Before you start yelling undefined behaviour, this is explicitly listed in N4659 (C++17)
i = i++ + 1; // the value of i is incremented
Yet in N3337 (C++11)
i = i++ + 1; // the behavior is undefined
What changed?
From what I can gather, from [N4659 basic.exec]
Except where noted, evaluations of operands of individual operators and of subexpressions of individual expressions are unsequenced. […] The value computations of the operands of an operator are sequenced before the value computation of the result of the operator. If a side effect on a memory location is unsequenced relative to either another side effect on the same memory location or a value computation using the value of any object in the same memory location, and they are not potentially concurrent, the behavior is undefined.
Where value is defined at [N4659 basic.type]
For trivially copyable types, the value representation is a set of bits in the object representation that determines a value, which is one discrete element of an implementation-defined set of values
From [N3337 basic.exec]
Except where noted, evaluations of operands of individual operators and of subexpressions of individual expressions are unsequenced. […] The value computations of the operands of an operator are sequenced before the value computation of the result of the operator. If a side effect on a scalar object is unsequenced relative to either another side effect on the same scalar object or a value computation using the value of the same scalar object, the behavior is undefined.
Likewise, value is defined at [N3337 basic.type]
For trivially copyable types, the value representation is a set of bits in the object representation that determines a value, which is one discrete element of an implementation-defined set of values.
They are identical except mention of concurrency which doesn’t matter, and with the usage of memory location instead of scalar object, where
Arithmetic types, enumeration types, pointer types, pointer to member types,
std::nullptr_t
, and cv-qualified versions of these types are collectively called scalar types.
Which doesn’t affect the example.
From [N4659 expr.ass]
The assignment operator (=) and the compound assignment operators all group right-to-left. All require a modifiable lvalue as their left operand and return an lvalue referring to the left operand. The result in all cases is a bit-field if the left operand is a bit-field. In all cases, the assignment is sequenced after the value computation of the right and left operands, and before the value computation of the assignment expression. The right operand is sequenced before the left operand.
From [N3337 expr.ass]
The assignment operator (=) and the compound assignment operators all group right-to-left.
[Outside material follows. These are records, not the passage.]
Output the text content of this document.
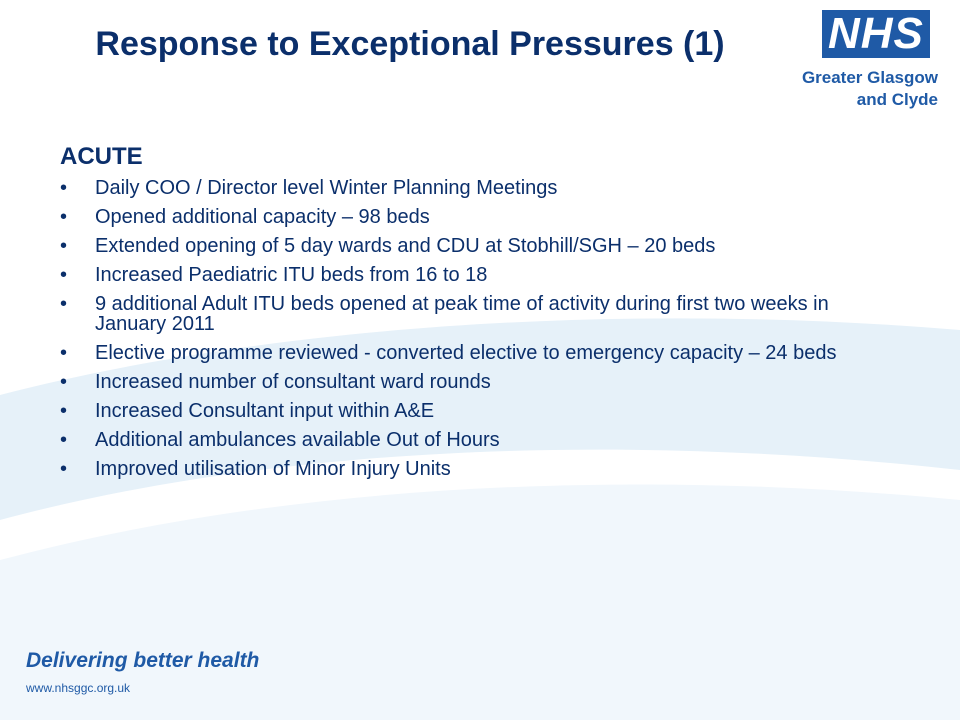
Response to Exceptional Pressures (1)	NHS
Greater Glasgow
and Clyde
ACUTE
• Daily COO / Director level Winter Planning Meetings
• Opened additional capacity – 98 beds
• Extended opening of 5 day wards and CDU at Stobhill/SGH – 20 beds
• Increased Paediatric ITU beds from 16 to 18
• 9 additional Adult ITU beds opened at peak time of activity during first two weeks in January 2011
• Elective programme reviewed - converted elective to emergency capacity – 24 beds
• Increased number of consultant ward rounds
• Increased Consultant input within A&E
• Additional ambulances available Out of Hours
• Improved utilisation of Minor Injury Units
Delivering better health
www.nhsggc.org.uk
All require a modifiable lvalue as their left operand and return an lvalue referring to the left operand. The result in all cases is a bit-field if the left operand is a bit-field. In all cases, the assignment is sequenced after the value computation of the right and left operands, and before the value computation of the assignment expression.
The only difference being the last sentence being absent in N3337.
The last sentence however, shouldn’t have any importance as the left operand i
is neither “another side effect” nor “using the value of the same scalar object” as the id-expression is a lvalue.